# Turn images on/off for Internet Explorer



## bellgamin (Apr 6, 2001)

Microsoft has a neat little (136K) program that lets you turn images off & on in Internet Explorer 5. I use it when surfing news. It speeds things up just about as good ad an ad-killer program.

To get it, go...
http://www.microsoft.com/Windows/IE/WebAccess/default.asp

Scroll down to "Web Accessories from Microsoft". The "IE 5 Web Accessories" has a feature where you can toggle images off and on.


----------



## Sharon D (Feb 16, 2001)

bellgamin, the toggle images is pretty handy isn't? It's my favorite feature.  sharon


----------



## bellgamin (Apr 6, 2001)

Yeth, Sharon, it thoitenly is!

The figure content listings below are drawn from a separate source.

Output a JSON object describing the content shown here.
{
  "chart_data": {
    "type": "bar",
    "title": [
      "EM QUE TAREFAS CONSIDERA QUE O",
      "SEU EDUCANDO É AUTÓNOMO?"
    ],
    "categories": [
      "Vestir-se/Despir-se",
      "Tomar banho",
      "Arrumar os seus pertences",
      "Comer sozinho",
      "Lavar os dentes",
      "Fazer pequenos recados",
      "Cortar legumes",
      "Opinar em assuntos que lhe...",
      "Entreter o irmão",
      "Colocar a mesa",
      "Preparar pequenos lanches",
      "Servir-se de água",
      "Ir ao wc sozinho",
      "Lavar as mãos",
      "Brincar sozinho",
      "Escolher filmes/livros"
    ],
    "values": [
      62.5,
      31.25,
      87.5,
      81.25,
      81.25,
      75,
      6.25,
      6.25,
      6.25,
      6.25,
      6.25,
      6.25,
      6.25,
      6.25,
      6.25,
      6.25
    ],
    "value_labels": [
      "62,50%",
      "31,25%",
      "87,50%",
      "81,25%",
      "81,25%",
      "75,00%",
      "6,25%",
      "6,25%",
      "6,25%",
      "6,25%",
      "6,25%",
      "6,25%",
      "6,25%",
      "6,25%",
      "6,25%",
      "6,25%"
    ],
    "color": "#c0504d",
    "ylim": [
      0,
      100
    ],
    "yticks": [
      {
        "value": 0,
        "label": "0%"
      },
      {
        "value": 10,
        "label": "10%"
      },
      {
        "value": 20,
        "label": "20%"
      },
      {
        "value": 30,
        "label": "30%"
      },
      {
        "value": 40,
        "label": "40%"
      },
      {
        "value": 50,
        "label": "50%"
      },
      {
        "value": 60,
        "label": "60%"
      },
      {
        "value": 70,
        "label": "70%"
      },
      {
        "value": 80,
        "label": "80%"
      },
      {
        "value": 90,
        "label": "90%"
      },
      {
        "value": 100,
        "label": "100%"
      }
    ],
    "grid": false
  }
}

I found this sweet little hummer because of you. Do you know of any other lovely jewels out there?

Kisses,
Bellgamin
==============
Definition:
eunuch (noun) - a man who has had his works cut out for him


----------



## Sharon D (Feb 16, 2001)

Good weekend to you bellgamin! I'll check through my favorite downloads this weekend and get back to you. All of mine are guaranteed to be spyware-free!  What OS are you running. I have ME and, boy!, talk about picky when it comes to software! Talk to you soon.  sharon 
Oh! BTW I checked out your website and you've done a wonderful job on it. Lots of hard work, eh?


----------



## bellgamin (Apr 6, 2001)

My OS is Win95, for the same reason that I still use Vicks Vap-O-Rub when I have a cold.

Thanks for visiting my humble website, & for thy words of kindness.

I look forward to any "must-haves" you may discover among your downloads.

Regards,
Bell
=======
Always look out for #1 & be careful not to step in #2.


----------